0 = m₁ v{1y} + m{2} v_{2y}

Recall: both particle structures initially in horizontal motion; hence $v{1y}$ and $v{2y}$ = 0.

Along y-axis, we get:
0 = m₁ v{1} sin(\theta1) + m₂ v{2} sin(\theta2)
Since innumerable collisions occur with mass m₂ at rest, 2D collision equations become valuable in analyzing interactions.

0.250-kg object (m₁)
Initially slides towards another stationary object (m₂) with mass of 0.400 kg.
m₁ exits at angle 45° with initial direction; speeds 2.00 m/s before impact, 1.50 m/s post-collision.
Find velocity (magnitude and direction) for m₂ after the collision.
Strategy: As surface is frictionless, and momentum is conserved, apply equations for both x and y axes.
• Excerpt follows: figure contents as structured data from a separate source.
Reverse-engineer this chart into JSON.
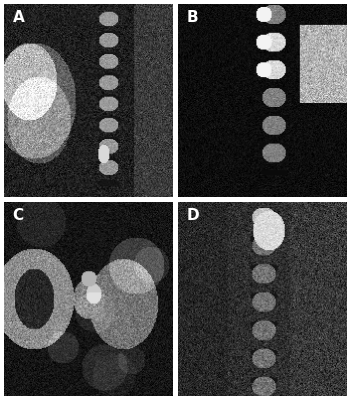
{
  "labels": [
    "A",
    "B",
    "C",
    "D"
  ],
  "label_color": "white",
  "label_fontsize": 11,
  "label_fontweight": "bold",
  "background_color": "white",
  "figsize": [
    3.51,
    4.0
  ],
  "dpi": 100
}
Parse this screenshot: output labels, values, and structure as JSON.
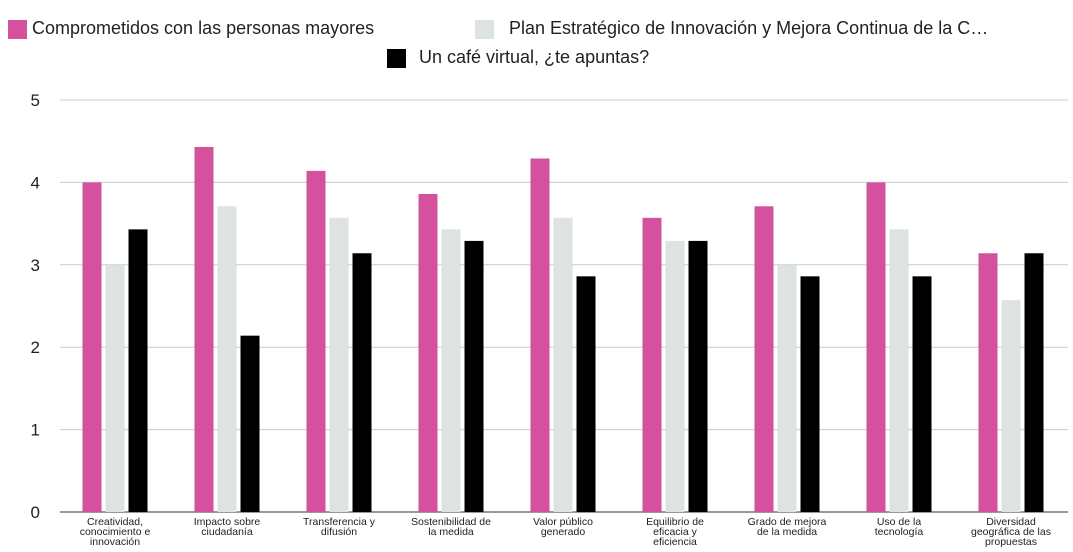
{
  "chart_data": {
    "type": "bar",
    "title": "",
    "xlabel": "",
    "ylabel": "",
    "ylim": [
      0,
      5
    ],
    "yticks": [
      0,
      1,
      2,
      3,
      4,
      5
    ],
    "grid": true,
    "legend_position": "top",
    "categories": [
      [
        "Creatividad,",
        "conocimiento e",
        "innovación"
      ],
      [
        "Impacto sobre",
        "ciudadanía"
      ],
      [
        "Transferencia y",
        "difusión"
      ],
      [
        "Sostenibilidad de",
        "la medida"
      ],
      [
        "Valor público",
        "generado"
      ],
      [
        "Equilibrio de",
        "eficacia y",
        "eficiencia"
      ],
      [
        "Grado de mejora",
        "de la medida"
      ],
      [
        "Uso de la",
        "tecnología"
      ],
      [
        "Diversidad",
        "geográfica de las",
        "propuestas"
      ]
    ],
    "series": [
      {
        "name": "Comprometidos con las personas mayores",
        "color": "#d6519d",
        "values": [
          4.0,
          4.43,
          4.14,
          3.86,
          4.29,
          3.57,
          3.71,
          4.0,
          3.14
        ]
      },
      {
        "name": "Plan Estratégico de Innovación y Mejora Continua de la C…",
        "color": "#dde2e3",
        "values": [
          3.0,
          3.71,
          3.57,
          3.43,
          3.57,
          3.29,
          3.0,
          3.43,
          2.57
        ]
      },
      {
        "name": "Un café virtual, ¿te apuntas?",
        "color": "#000000",
        "values": [
          3.43,
          2.14,
          3.14,
          3.29,
          2.86,
          3.29,
          2.86,
          2.86,
          3.14
        ]
      }
    ]
  }
}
m₁u{1} = m{1}v{1}cos(\theta1) + m{2}v{2}cos(\theta_2)
0 = m₁u{1} sin(\theta1) + m{2}v{2} sin(\theta_2)
Find two unknowns with two equations (focus on either equation from y or x-axis).

Apply ratio yields an equation to simplify:
tan(\theta2) = \frac{m{1} sin(\theta{1})}{m{2}sin(\theta_{2})}
Enter known values:
tan(\theta2) = \frac{(1.50 m/s)(0.7071)}{(1.50 m/s)(0.7071)-2.00 m/s} \theta2 = tan^{-1}(-1.129) ≈ 312°
Solve for v'₂ using previous relationships.

Interesting phenomena arise during elastic collisions with equal mass (e.g., billiard balls).
Internal kinetic energy is conserved during collision.
Mathematical relationships establish conservation of both momentum and kinetic energy for elastic collisions.

Two-dimensional collision experimentation enhances subatomic particle understanding, crucial in nuclear and particle physics.